Buoy being craned down from the vessel onto the sea ice before deployment. Photo by Trine Lise Sviggum Helgerud @Norwegian Polar Institute
The research vessel Kronprins Haakon reached the North Pole on the 28 of July, and the work to deploy ice drifting buoys started soon afterwards. The largest buoy is carrying an acoustic fish and zooplankton profiler to map them below the ice as well as sensors measuring light intensity in the upper ocean. The ice mass balance buoys will measure snow and ice evolution. The buoys are likely to drift to the Fram Strait over the next half a year or so, collecting data underway.
Happy deployment team after the buoy with an acoustic fish and zooplankton profiler was deployed near the North Pole. From left: Piotr Kupiszewski (Norwegian Polar Institute, NPI), Mats Granskog (NPI), Dmitry Divine (NPI), Pedro de la Torre (NTNU/UiT), and Marius Bratrein (NPI). Photo by Trine Lise Sviggum Helgerud @Norwegian Polar Institute.

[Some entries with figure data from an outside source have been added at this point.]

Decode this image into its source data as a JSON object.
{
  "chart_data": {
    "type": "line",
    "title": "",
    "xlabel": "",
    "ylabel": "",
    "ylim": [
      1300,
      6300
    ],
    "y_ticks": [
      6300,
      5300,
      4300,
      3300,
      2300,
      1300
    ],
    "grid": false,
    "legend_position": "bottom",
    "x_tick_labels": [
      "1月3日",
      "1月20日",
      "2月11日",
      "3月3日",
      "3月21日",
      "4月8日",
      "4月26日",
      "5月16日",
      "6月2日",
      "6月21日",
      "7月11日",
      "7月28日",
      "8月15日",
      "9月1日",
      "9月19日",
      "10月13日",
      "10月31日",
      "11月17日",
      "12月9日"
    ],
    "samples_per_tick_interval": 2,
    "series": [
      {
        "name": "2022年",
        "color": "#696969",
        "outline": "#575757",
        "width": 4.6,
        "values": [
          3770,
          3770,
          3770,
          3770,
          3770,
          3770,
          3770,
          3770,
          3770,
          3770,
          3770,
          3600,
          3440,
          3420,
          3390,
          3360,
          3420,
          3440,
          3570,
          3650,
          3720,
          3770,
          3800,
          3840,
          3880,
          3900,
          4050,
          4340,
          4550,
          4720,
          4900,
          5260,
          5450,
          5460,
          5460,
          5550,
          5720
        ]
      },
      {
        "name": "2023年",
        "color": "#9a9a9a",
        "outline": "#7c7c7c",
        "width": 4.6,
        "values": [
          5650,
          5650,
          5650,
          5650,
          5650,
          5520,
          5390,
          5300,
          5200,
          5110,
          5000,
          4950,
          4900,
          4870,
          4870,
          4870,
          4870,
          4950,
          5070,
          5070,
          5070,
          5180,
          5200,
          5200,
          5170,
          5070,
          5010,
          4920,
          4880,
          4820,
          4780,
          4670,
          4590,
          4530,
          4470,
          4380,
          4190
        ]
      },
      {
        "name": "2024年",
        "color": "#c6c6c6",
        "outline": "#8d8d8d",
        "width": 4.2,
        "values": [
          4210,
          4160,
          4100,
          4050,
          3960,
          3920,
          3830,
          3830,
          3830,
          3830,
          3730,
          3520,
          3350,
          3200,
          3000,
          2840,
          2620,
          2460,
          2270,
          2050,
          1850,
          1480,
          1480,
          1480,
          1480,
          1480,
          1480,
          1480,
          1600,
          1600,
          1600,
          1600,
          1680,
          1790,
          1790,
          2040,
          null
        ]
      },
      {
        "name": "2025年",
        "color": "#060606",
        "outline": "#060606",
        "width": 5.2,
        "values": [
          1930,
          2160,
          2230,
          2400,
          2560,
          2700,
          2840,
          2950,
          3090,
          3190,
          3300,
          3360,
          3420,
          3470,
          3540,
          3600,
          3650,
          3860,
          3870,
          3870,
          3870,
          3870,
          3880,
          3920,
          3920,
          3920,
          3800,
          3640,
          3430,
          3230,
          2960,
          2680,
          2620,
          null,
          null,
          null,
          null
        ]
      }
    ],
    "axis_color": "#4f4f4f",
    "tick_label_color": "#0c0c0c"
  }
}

The Arctic Passion partners UiT (the Arctic University of Norway) and the Norwegian Polar Institute are currently participating in the on-going Norwegian Polar Institute’s Arctic Ocean 2022 Cruise to the central Arctic. Several autonomous systems have been deployed in the Atlantic sector of the Arctic Ocean. These systems will extend already existing observations and fill known data gaps. More buoys will be deployed during the cruise, primarily in the western Amundsen basin.